A: "Murrumbidgee River is fun and safe for children to swim in! No one came to any harm there for the last 100 years!" B: "Dunno... my dog was eaten by a crocodile there last Saturday..."

B's dog is a sample of one, but maybe worth paying attention to.

2 comments

In your example, A is not relating a statistical or experimental finding, but instead dispensing commonsense knowledge which happens to be objectively false. It's not what the OP is talking about.
Commonsense, like ulcers are caused by diet and anxiety, or that salt raises blood pressure?

I think a good point is made: statistical evidence is also misleading - it deliberately ignores (averages out) the extreme cases. The results are a distribution; statistics folds that into one number. Anecdotes fill out the distribution.

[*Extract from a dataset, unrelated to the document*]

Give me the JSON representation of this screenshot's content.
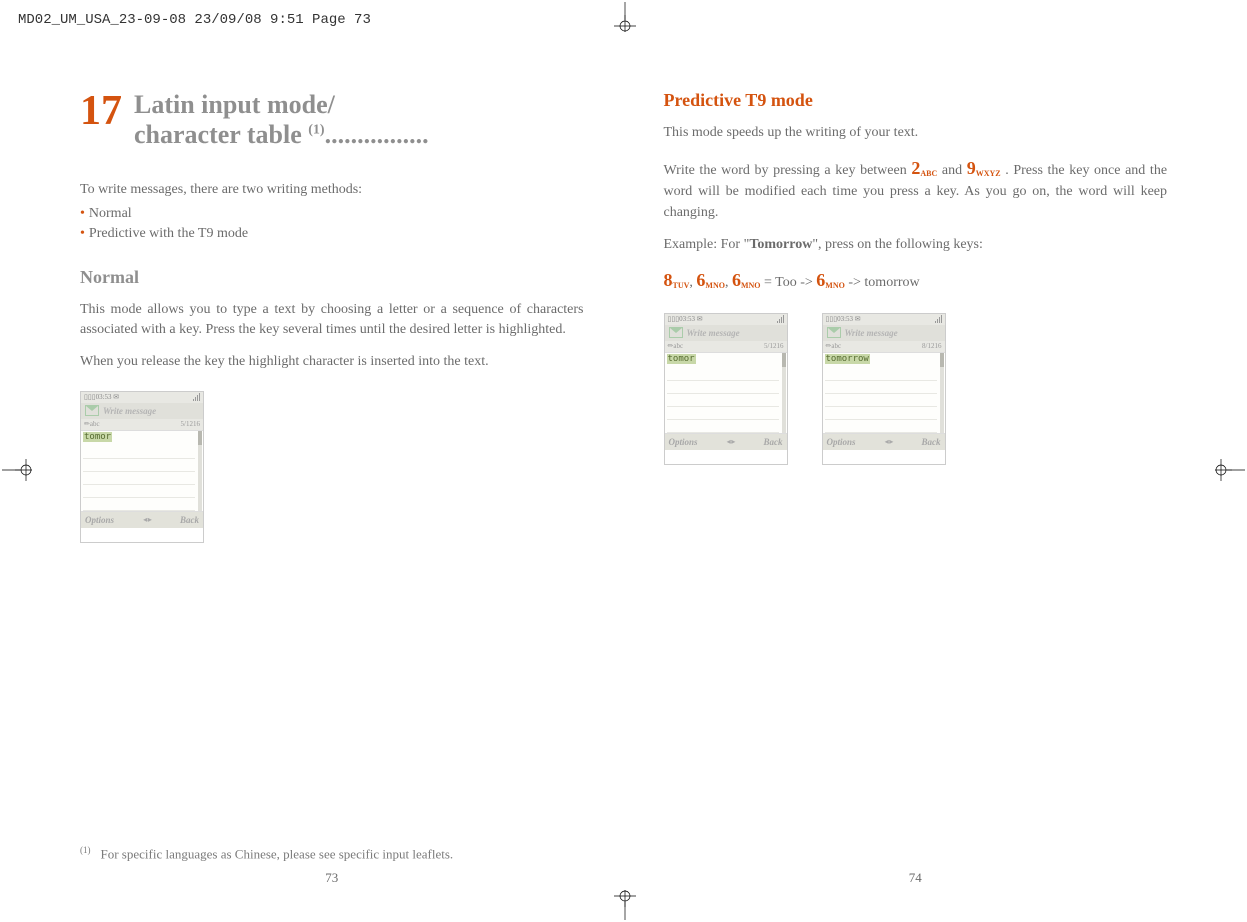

Ulcers are not generally caused by diet and anxiety, but rather by bacterial infection. Anecdote is a much more compelling refutation of "common sense" than it is of empirical statistical evidence.

Statistical evidence is not misleading; it's simply the case that if you are seeking outliers, as in your example, then looking at measures of central tendency won't contain what you're looking for. Anecdote has no role in "fill[ing] out the distribution."

You don't challenge "false, but widely held beliefs" with anecdotes - those beliefs actually is exactly what anecdote becomes when it starts being repeated.

Alerting people to new circumstances is a good use, but that's pretty much all. Proof by counterexample works well only in mathematical logic, which is not how the real world works[1]. In reality you enter the domain of probability theory, and there counterexamples work exactly as the article author says - as an evidence that needs to be properly weighted. And these are those weights that people vastly overestimate in case of anegdotes.

[1] - by this I mean, mathematical logic is not how we model, comprehend and operate reality.